MPs to grill social media giants over ‘inaction’ on financial fraud
MPs will tomorrow probe the role of online giants like Facebook and Google in preventing financial fraud amid concerns the companies are letting scammers run rampant on their platforms.
Westminster’s Treasury Select Committee will grill senior figures from Amazon, Google, Facebook and eBay for its inquiry into “combatting economic crime”, with one MP lamenting “the lack of real muscle put into detecting financial fraud”.
Around £2.3bn was lost by UK consumers last year through online scams, with a large chunk of this coming through social media, according to Which?.
Researchers found that consumers lost around £535m through online investment scams alone.
New laws have been proposed in the government’s Online Safety Bill, which would clamp down on social media users running scams off their profiles.
However, the Treasury Select Committee has called for the proposed legislation to go further and to take account of financial fraud that takes place through paid-for advertisements.
UK Finance, a financial services trade association, has also called for platforms to be responsible for proactively removing scams to protect its users.
Treasury Select Committee member, and Labour MP, Siobhain McDonagh pointed out that Silicon Valley giants were making money from these scam operations.
“We know financial fraud is a huge growth area and we know it’s inadequately policed,” she said.
“Social media companies earn a lot of money by offering fraudulent deals and seem to have no consequences for doing it.
“The lack of real muscle put into detecting financial fraud and scamming threatens our reputation as a country.”
The Financial Conduct Authority (FCA) has previously called for more stringent regulation of social media websites when it comes to online fraud.
It was revealed by Labour MP Rushanara Ali earlier this year that the regulator pays Google £600,000-a-year to post scam warnings.
Mark Steward, FCA executive director of enforcement and market oversight, said at the time that the “irony of us having to pay social media to publish warnings about advertising that they are receiving money from is not lost on us”.
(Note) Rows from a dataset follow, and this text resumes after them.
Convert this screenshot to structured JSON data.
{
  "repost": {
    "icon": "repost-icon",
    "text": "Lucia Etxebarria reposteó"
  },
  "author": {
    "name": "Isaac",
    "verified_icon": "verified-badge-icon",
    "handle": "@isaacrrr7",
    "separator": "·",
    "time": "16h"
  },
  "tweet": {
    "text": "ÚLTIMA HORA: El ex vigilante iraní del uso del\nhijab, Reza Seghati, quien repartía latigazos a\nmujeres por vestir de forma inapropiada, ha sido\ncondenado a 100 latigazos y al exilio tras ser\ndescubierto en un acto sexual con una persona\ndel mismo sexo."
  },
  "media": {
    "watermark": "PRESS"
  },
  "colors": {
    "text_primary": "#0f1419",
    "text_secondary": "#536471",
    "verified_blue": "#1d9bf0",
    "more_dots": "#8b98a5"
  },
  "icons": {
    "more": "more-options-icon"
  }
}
Amanda Storey, the UK’s director of trust and safety at Google, wrote in City A.M. today that “a problem of this scale requires cross-industry collaboration” and that firms should only take advertising money from FCA-accredited users.
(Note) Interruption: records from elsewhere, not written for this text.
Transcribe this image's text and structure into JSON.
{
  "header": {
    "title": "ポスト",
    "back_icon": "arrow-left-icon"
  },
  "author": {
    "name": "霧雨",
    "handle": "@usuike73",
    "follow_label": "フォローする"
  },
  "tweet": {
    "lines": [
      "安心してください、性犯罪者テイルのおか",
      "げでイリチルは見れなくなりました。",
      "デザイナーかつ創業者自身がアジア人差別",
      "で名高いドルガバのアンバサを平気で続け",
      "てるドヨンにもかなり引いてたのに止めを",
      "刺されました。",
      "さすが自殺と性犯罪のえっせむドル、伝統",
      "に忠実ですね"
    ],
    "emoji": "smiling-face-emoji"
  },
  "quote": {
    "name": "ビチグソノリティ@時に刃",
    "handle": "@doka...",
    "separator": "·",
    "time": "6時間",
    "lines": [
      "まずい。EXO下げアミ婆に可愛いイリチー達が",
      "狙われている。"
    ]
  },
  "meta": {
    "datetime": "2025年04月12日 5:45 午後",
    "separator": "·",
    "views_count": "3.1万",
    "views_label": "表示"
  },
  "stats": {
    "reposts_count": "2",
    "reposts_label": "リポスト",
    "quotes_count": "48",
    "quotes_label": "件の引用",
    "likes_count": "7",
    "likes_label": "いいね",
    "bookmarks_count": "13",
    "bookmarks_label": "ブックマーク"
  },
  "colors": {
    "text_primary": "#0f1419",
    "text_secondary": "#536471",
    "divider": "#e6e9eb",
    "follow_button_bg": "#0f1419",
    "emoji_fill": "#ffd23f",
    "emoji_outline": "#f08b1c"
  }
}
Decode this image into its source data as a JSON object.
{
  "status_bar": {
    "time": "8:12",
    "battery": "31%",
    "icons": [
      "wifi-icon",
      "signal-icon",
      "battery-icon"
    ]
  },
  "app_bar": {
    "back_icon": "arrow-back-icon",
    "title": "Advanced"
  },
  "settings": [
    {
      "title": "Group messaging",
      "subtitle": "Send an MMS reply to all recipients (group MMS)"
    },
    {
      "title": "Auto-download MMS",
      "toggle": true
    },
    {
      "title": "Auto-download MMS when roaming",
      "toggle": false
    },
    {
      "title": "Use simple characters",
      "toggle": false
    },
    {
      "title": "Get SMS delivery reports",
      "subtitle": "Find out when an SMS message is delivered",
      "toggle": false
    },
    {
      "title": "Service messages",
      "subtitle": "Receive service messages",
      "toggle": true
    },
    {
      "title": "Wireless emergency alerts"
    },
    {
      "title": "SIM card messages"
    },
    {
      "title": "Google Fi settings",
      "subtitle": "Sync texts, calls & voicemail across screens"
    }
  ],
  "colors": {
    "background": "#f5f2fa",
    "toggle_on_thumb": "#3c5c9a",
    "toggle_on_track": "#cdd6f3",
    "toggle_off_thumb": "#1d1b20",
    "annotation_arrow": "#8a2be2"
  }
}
Storey will give evidence to the Treasury Select Committee hearing tomorrow.
“Google was the first technology company to join industry body Stop Scams UK to develop best practices,” she said.
“Alongside longstanding and robust financial products and services policies, engaging with regulators has been a vital tool in getting our response right to rising crime.
“Thanks to policy updates introduced in consultation with the Financial Conduct Authority (FCA), we know more about the businesses and third party relationships operating on our platform.”